ACME, Mich. — Americans will be buying between 16 million and 17 million new vehicles a year by 2015, according to one analyst who says the industry’s recovery is in its early stages.

Itay Michaeli, an analyst with Citi Investment Research, also said it’s not true that pent-up demand — buyers who must replace 15- to 20-year-old vehicles — is driving the recovery. He notes sales went up last year even though the U.S. fleet aged, meaning pent-up demand had “zero” impact on sales.

The Center for Automotive Research, sponsor of a conference this week at Grand Traverse Resort here, has a more conservative forecast: U.S. sales of only 15.4 million this year; 15.7 million next year and growing to 15.9 million for 2015 and 2016, said Sean McAlinden, chief economist for the Ann Arbor, Mich., research center.
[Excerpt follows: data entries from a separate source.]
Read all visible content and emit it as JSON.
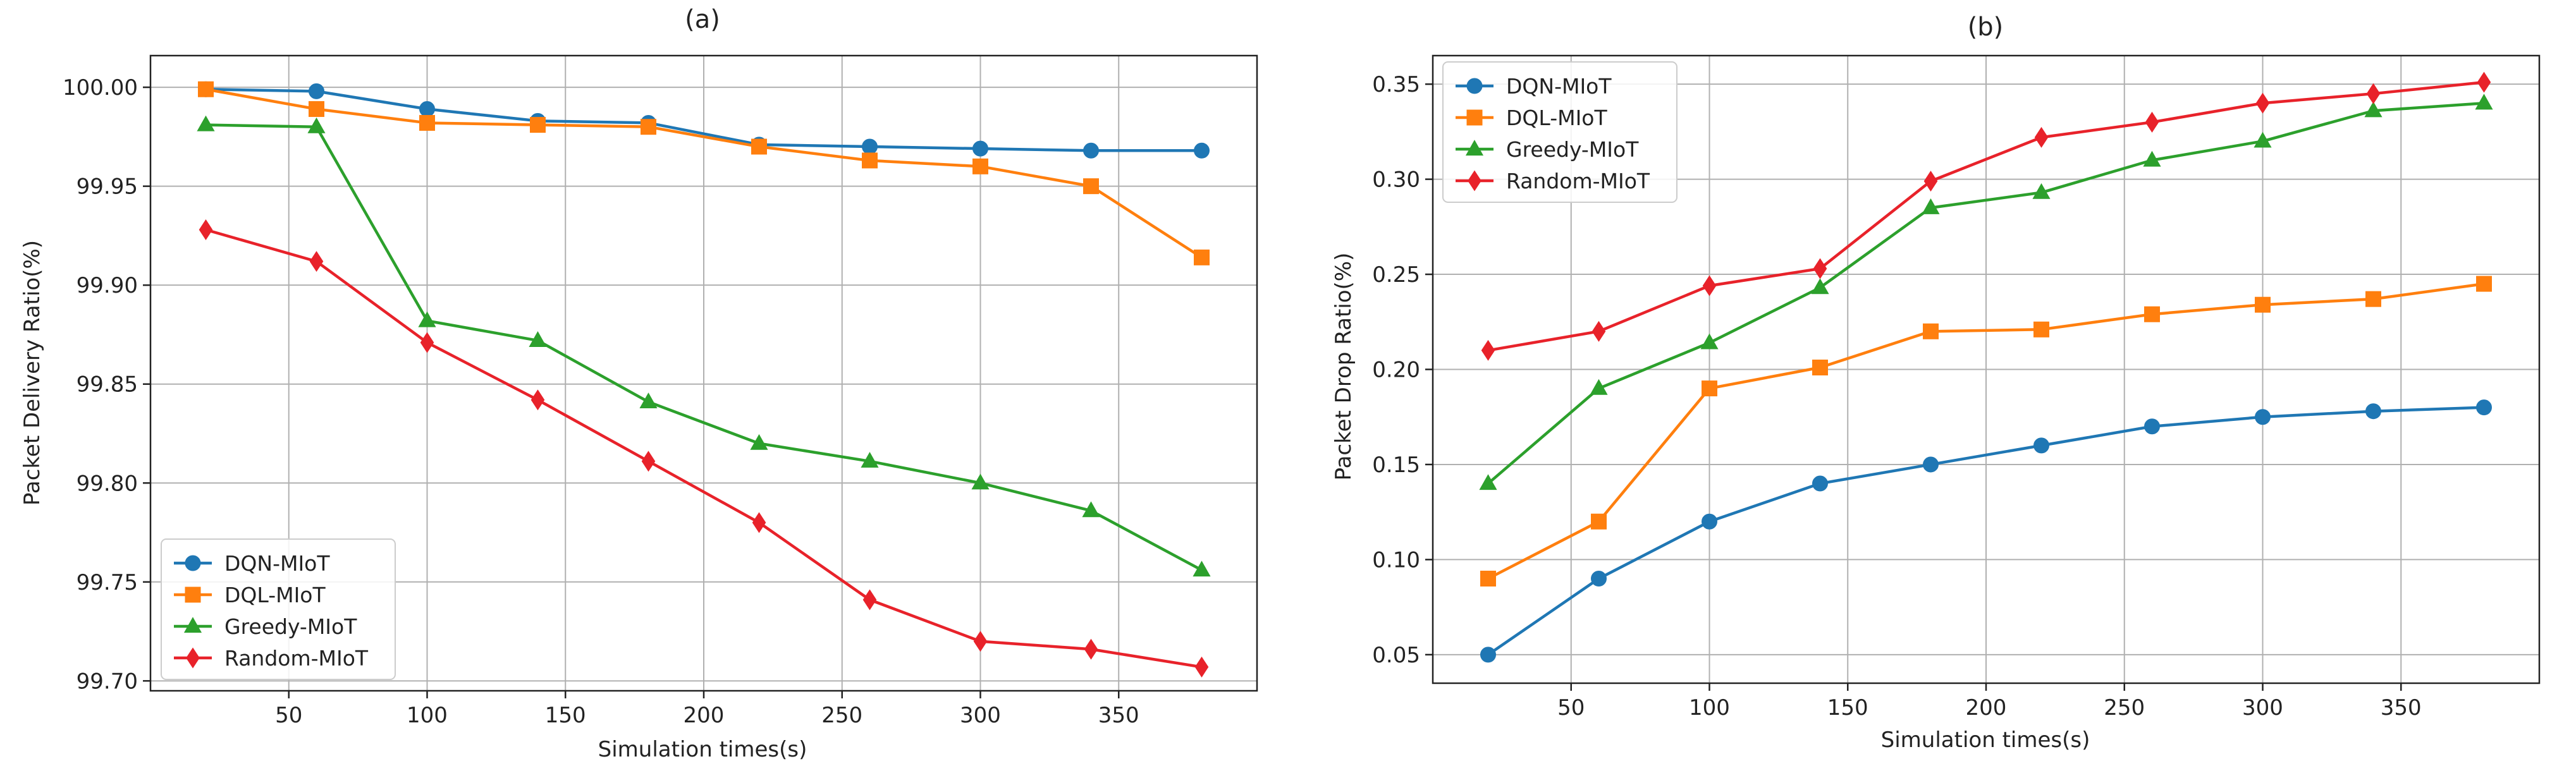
{
  "chart_data": [
    {
      "type": "line",
      "title": "(a)",
      "xlabel": "Simulation times(s)",
      "ylabel": "Packet Delivery Ratio(%)",
      "x": [
        20,
        60,
        100,
        140,
        180,
        220,
        260,
        300,
        340,
        380
      ],
      "xlim": [
        0,
        400
      ],
      "ylim": [
        99.695,
        100.016
      ],
      "xticks": [
        50,
        100,
        150,
        200,
        250,
        300,
        350
      ],
      "yticks": [
        99.7,
        99.75,
        99.8,
        99.85,
        99.9,
        99.95,
        100.0
      ],
      "ytick_decimals": 2,
      "grid": true,
      "legend_position": "lower-left",
      "series": [
        {
          "name": "DQN-MIoT",
          "color": "#1f77b4",
          "marker": "circle",
          "values": [
            99.999,
            99.998,
            99.989,
            99.983,
            99.982,
            99.971,
            99.97,
            99.969,
            99.968,
            99.968
          ]
        },
        {
          "name": "DQL-MIoT",
          "color": "#ff7f0e",
          "marker": "square",
          "values": [
            99.999,
            99.989,
            99.982,
            99.981,
            99.98,
            99.97,
            99.963,
            99.96,
            99.95,
            99.914
          ]
        },
        {
          "name": "Greedy-MIoT",
          "color": "#2ca02c",
          "marker": "triangle",
          "values": [
            99.981,
            99.98,
            99.882,
            99.872,
            99.841,
            99.82,
            99.811,
            99.8,
            99.786,
            99.756
          ]
        },
        {
          "name": "Random-MIoT",
          "color": "#e8222a",
          "marker": "diamond",
          "values": [
            99.928,
            99.912,
            99.871,
            99.842,
            99.811,
            99.78,
            99.741,
            99.72,
            99.716,
            99.707
          ]
        }
      ]
    },
    {
      "type": "line",
      "title": "(b)",
      "xlabel": "Simulation times(s)",
      "ylabel": "Packet Drop Ratio(%)",
      "x": [
        20,
        60,
        100,
        140,
        180,
        220,
        260,
        300,
        340,
        380
      ],
      "xlim": [
        0,
        400
      ],
      "ylim": [
        0.035,
        0.365
      ],
      "xticks": [
        50,
        100,
        150,
        200,
        250,
        300,
        350
      ],
      "yticks": [
        0.05,
        0.1,
        0.15,
        0.2,
        0.25,
        0.3,
        0.35
      ],
      "ytick_decimals": 2,
      "grid": true,
      "legend_position": "top-left",
      "series": [
        {
          "name": "DQN-MIoT",
          "color": "#1f77b4",
          "marker": "circle",
          "values": [
            0.05,
            0.09,
            0.12,
            0.14,
            0.15,
            0.16,
            0.17,
            0.175,
            0.178,
            0.18
          ]
        },
        {
          "name": "DQL-MIoT",
          "color": "#ff7f0e",
          "marker": "square",
          "values": [
            0.09,
            0.12,
            0.19,
            0.201,
            0.22,
            0.221,
            0.229,
            0.234,
            0.237,
            0.245
          ]
        },
        {
          "name": "Greedy-MIoT",
          "color": "#2ca02c",
          "marker": "triangle",
          "values": [
            0.14,
            0.19,
            0.214,
            0.243,
            0.285,
            0.293,
            0.31,
            0.32,
            0.336,
            0.34
          ]
        },
        {
          "name": "Random-MIoT",
          "color": "#e8222a",
          "marker": "diamond",
          "values": [
            0.21,
            0.22,
            0.244,
            0.253,
            0.299,
            0.322,
            0.33,
            0.34,
            0.345,
            0.351
          ]
        }
      ]
    }
  ]
}
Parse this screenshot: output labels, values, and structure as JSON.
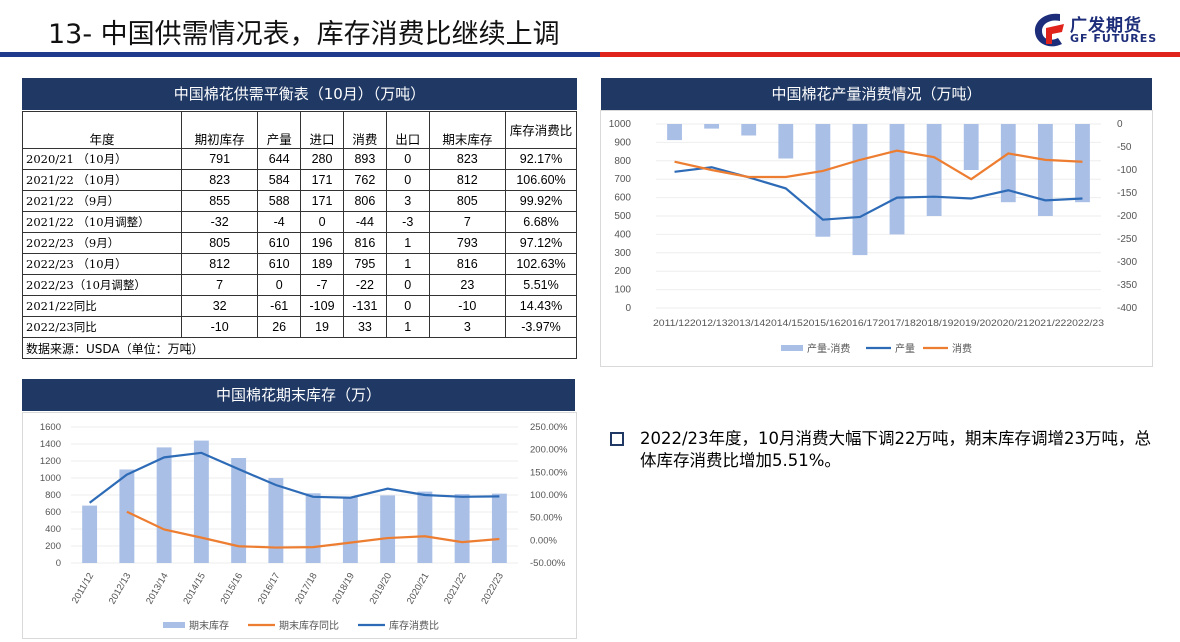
{
  "header": {
    "title": "13- 中国供需情况表，库存消费比继续上调",
    "logo_cn": "广发期货",
    "logo_en": "GF FUTURES"
  },
  "table": {
    "title": "中国棉花供需平衡表（10月）（万吨）",
    "columns": [
      "年度",
      "期初库存",
      "产量",
      "进口",
      "消费",
      "出口",
      "期末库存",
      "库存消费比"
    ],
    "rows": [
      [
        "2020/21 （10月）",
        "791",
        "644",
        "280",
        "893",
        "0",
        "823",
        "92.17%"
      ],
      [
        "2021/22 （10月）",
        "823",
        "584",
        "171",
        "762",
        "0",
        "812",
        "106.60%"
      ],
      [
        "2021/22 （9月）",
        "855",
        "588",
        "171",
        "806",
        "3",
        "805",
        "99.92%"
      ],
      [
        "2021/22 （10月调整）",
        "-32",
        "-4",
        "0",
        "-44",
        "-3",
        "7",
        "6.68%"
      ],
      [
        "2022/23 （9月）",
        "805",
        "610",
        "196",
        "816",
        "1",
        "793",
        "97.12%"
      ],
      [
        "2022/23 （10月）",
        "812",
        "610",
        "189",
        "795",
        "1",
        "816",
        "102.63%"
      ],
      [
        "2022/23（10月调整）",
        "7",
        "0",
        "-7",
        "-22",
        "0",
        "23",
        "5.51%"
      ],
      [
        "2021/22同比",
        "32",
        "-61",
        "-109",
        "-131",
        "0",
        "-10",
        "14.43%"
      ],
      [
        "2022/23同比",
        "-10",
        "26",
        "19",
        "33",
        "1",
        "3",
        "-3.97%"
      ]
    ],
    "source": "数据来源：USDA（单位：万吨）"
  },
  "chart_data": [
    {
      "type": "bar",
      "title": "中国棉花产量消费情况（万吨）",
      "categories": [
        "2011/12",
        "2012/13",
        "2013/14",
        "2014/15",
        "2015/16",
        "2016/17",
        "2017/18",
        "2018/19",
        "2019/20",
        "2020/21",
        "2021/22",
        "2022/23"
      ],
      "series": [
        {
          "name": "产量-消费",
          "axis": "right",
          "type": "bar",
          "color": "#a9bfe6",
          "values": [
            -35,
            -10,
            -25,
            -75,
            -245,
            -285,
            -240,
            -200,
            -100,
            -170,
            -200,
            -170
          ]
        },
        {
          "name": "产量",
          "axis": "left",
          "type": "line",
          "color": "#2e6bb7",
          "values": [
            740,
            765,
            710,
            650,
            480,
            495,
            600,
            605,
            595,
            640,
            585,
            595
          ]
        },
        {
          "name": "消费",
          "axis": "left",
          "type": "line",
          "color": "#ed7d31",
          "values": [
            795,
            750,
            712,
            712,
            745,
            805,
            855,
            820,
            700,
            840,
            805,
            795
          ]
        }
      ],
      "y_left_ticks": [
        "1000",
        "900",
        "800",
        "700",
        "600",
        "500",
        "400",
        "300",
        "200",
        "100",
        "0"
      ],
      "y_right_ticks": [
        "0",
        "-50",
        "-100",
        "-150",
        "-200",
        "-250",
        "-300",
        "-350",
        "-400"
      ],
      "ylim_left": [
        0,
        1000
      ],
      "ylim_right": [
        -400,
        0
      ],
      "x_tick_text": "2011/122012/132013/142014/152015/162016/172017/182018/192019/202020/212021/222022/23",
      "legend_position": "bottom"
    },
    {
      "type": "bar",
      "title": "中国棉花期末库存（万）",
      "categories": [
        "2011/12",
        "2012/13",
        "2013/14",
        "2014/15",
        "2015/16",
        "2016/17",
        "2017/18",
        "2018/19",
        "2019/20",
        "2020/21",
        "2021/22",
        "2022/23"
      ],
      "series": [
        {
          "name": "期末库存",
          "axis": "left",
          "type": "bar",
          "color": "#a9bfe6",
          "values": [
            675,
            1100,
            1360,
            1440,
            1235,
            1000,
            820,
            775,
            795,
            840,
            810,
            816
          ]
        },
        {
          "name": "期末库存同比",
          "axis": "right",
          "type": "line",
          "color": "#ed7d31",
          "values": [
            null,
            63,
            24,
            6,
            -13,
            -16,
            -15,
            -5,
            5,
            9,
            -4,
            3
          ]
        },
        {
          "name": "库存消费比",
          "axis": "right",
          "type": "line",
          "color": "#2e6bb7",
          "values": [
            83,
            145,
            183,
            193,
            157,
            122,
            96,
            94,
            114,
            100,
            96,
            97
          ]
        }
      ],
      "y_left_ticks": [
        "1600",
        "1400",
        "1200",
        "1000",
        "800",
        "600",
        "400",
        "200",
        "0"
      ],
      "y_right_ticks": [
        "250.00%",
        "200.00%",
        "150.00%",
        "100.00%",
        "50.00%",
        "0.00%",
        "-50.00%"
      ],
      "ylim_left": [
        0,
        1600
      ],
      "ylim_right": [
        -50,
        250
      ],
      "legend_position": "bottom"
    }
  ],
  "bullet": {
    "text": "2022/23年度，10月消费大幅下调22万吨，期末库存调增23万吨，总体库存消费比增加5.51%。"
  }
}
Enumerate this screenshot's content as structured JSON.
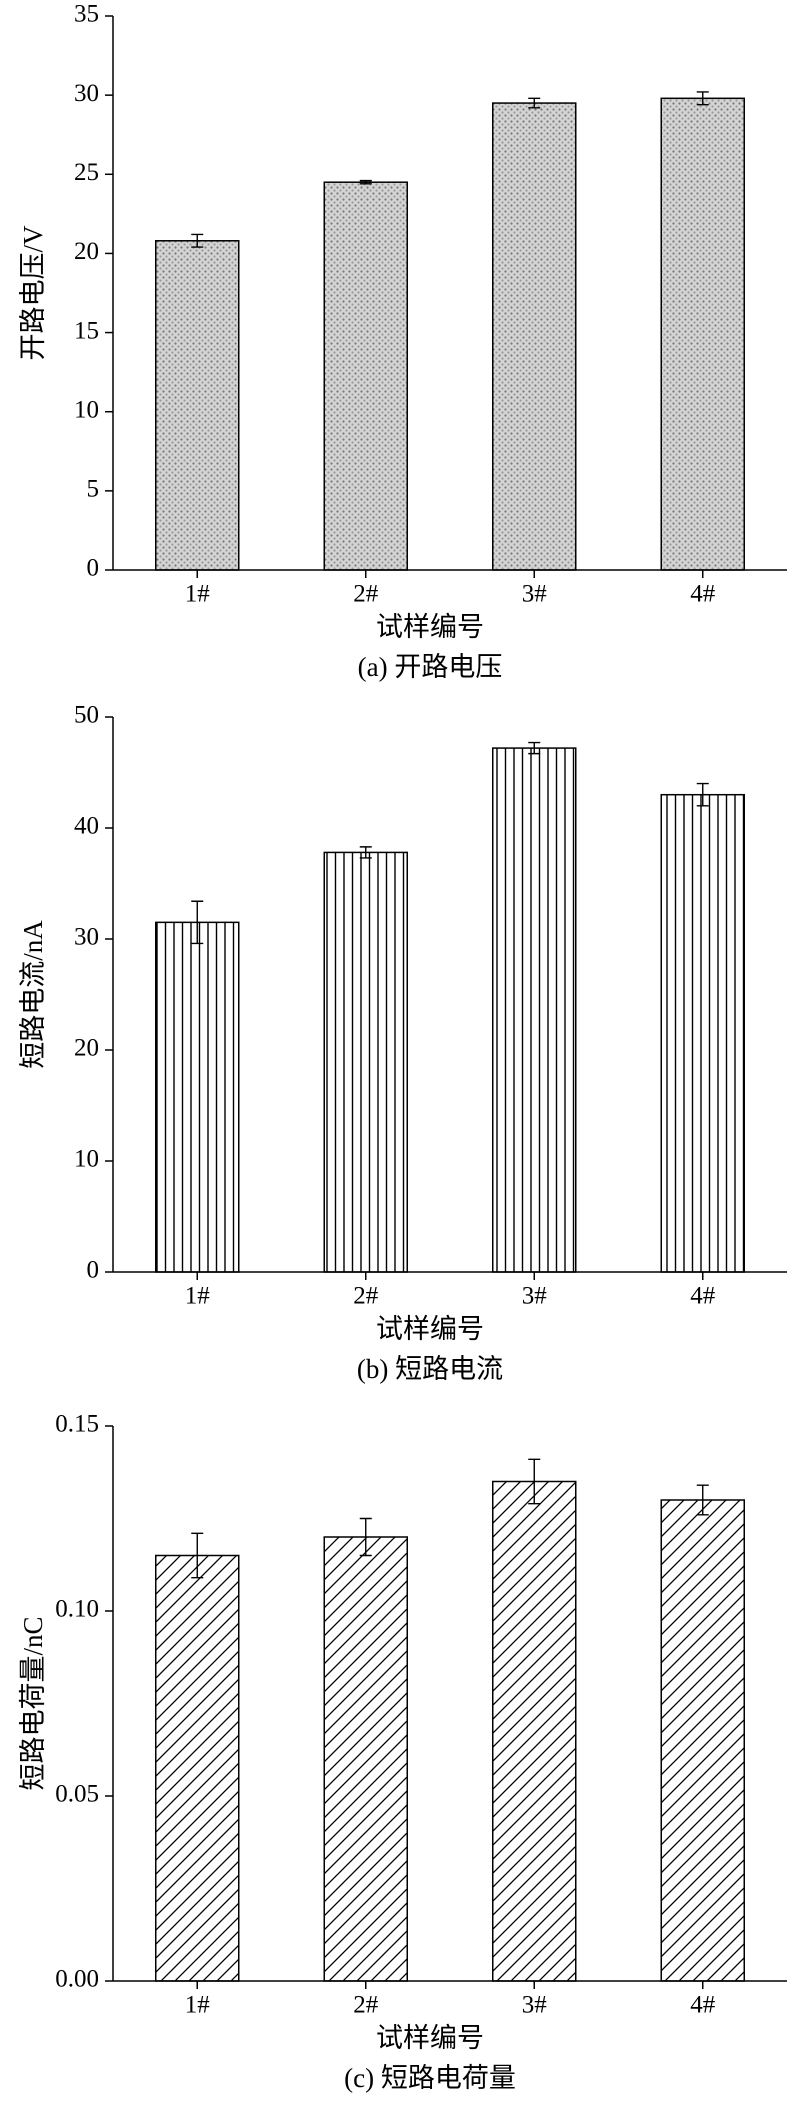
{
  "chart_data": [
    {
      "type": "bar",
      "ylabel": "开路电压/V",
      "xlabel": "试样编号",
      "caption": "(a)  开路电压",
      "categories": [
        "1#",
        "2#",
        "3#",
        "4#"
      ],
      "values": [
        20.8,
        24.5,
        29.5,
        29.8
      ],
      "errors": [
        0.4,
        0.1,
        0.3,
        0.4
      ],
      "ylim": [
        0,
        35
      ],
      "yticks": [
        0,
        5,
        10,
        15,
        20,
        25,
        30,
        35
      ],
      "pattern": "dots"
    },
    {
      "type": "bar",
      "ylabel": "短路电流/nA",
      "xlabel": "试样编号",
      "caption": "(b)  短路电流",
      "categories": [
        "1#",
        "2#",
        "3#",
        "4#"
      ],
      "values": [
        31.5,
        37.8,
        47.2,
        43.0
      ],
      "errors": [
        1.9,
        0.5,
        0.5,
        1.0
      ],
      "ylim": [
        0,
        50
      ],
      "yticks": [
        0,
        10,
        20,
        30,
        40,
        50
      ],
      "pattern": "vertical"
    },
    {
      "type": "bar",
      "ylabel": "短路电荷量/nC",
      "xlabel": "试样编号",
      "caption": "(c)  短路电荷量",
      "categories": [
        "1#",
        "2#",
        "3#",
        "4#"
      ],
      "values": [
        0.115,
        0.12,
        0.135,
        0.13
      ],
      "errors": [
        0.006,
        0.005,
        0.006,
        0.004
      ],
      "ylim": [
        0,
        0.15
      ],
      "yticks": [
        {
          "value": 0,
          "label": "0.00"
        },
        0.05,
        {
          "value": 0.1,
          "label": "0.10"
        },
        0.15
      ],
      "pattern": "diagonal"
    }
  ]
}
R.L. Polk data released Tuesday shows the average age of all light vehicles on the road now stands at a record of 11.4 years, based on a review of more than 247 million U.S. car and light truck registrations earlier this year.

A main reason for caution: Job creation is modest at best.

“No matter how you look at it, this has been a subpar recovery,” said Mustafa Mohatarem, General Motors’ chief economist.

Economists speaking at the conference tried to bust a number of myths surrounding trends in the car market.

One of those myths is that young people don’t want to buy cars.

They want to but can’t afford them.

From 2001 to 2010, millennials — those born after 1980 — have seen a 44.2 percent decline in their net worth. Their income has fallen 6 percent and student loan balances grew 91 percent, said Anthony Pratt, director of forecasting for R.L. Polk.

Those under 30 also are getting driver’s licenses at a lower rate. Many young consumers also are discouraged by the high cost of owning a vehicle.

For those aged 16-19, insurance costs almost $3,000 or 15.5 percent of this group’s median wage. It drops to less than $2,000 or 8.3 percent for ages 20-24 and takes another significant drop at age 25.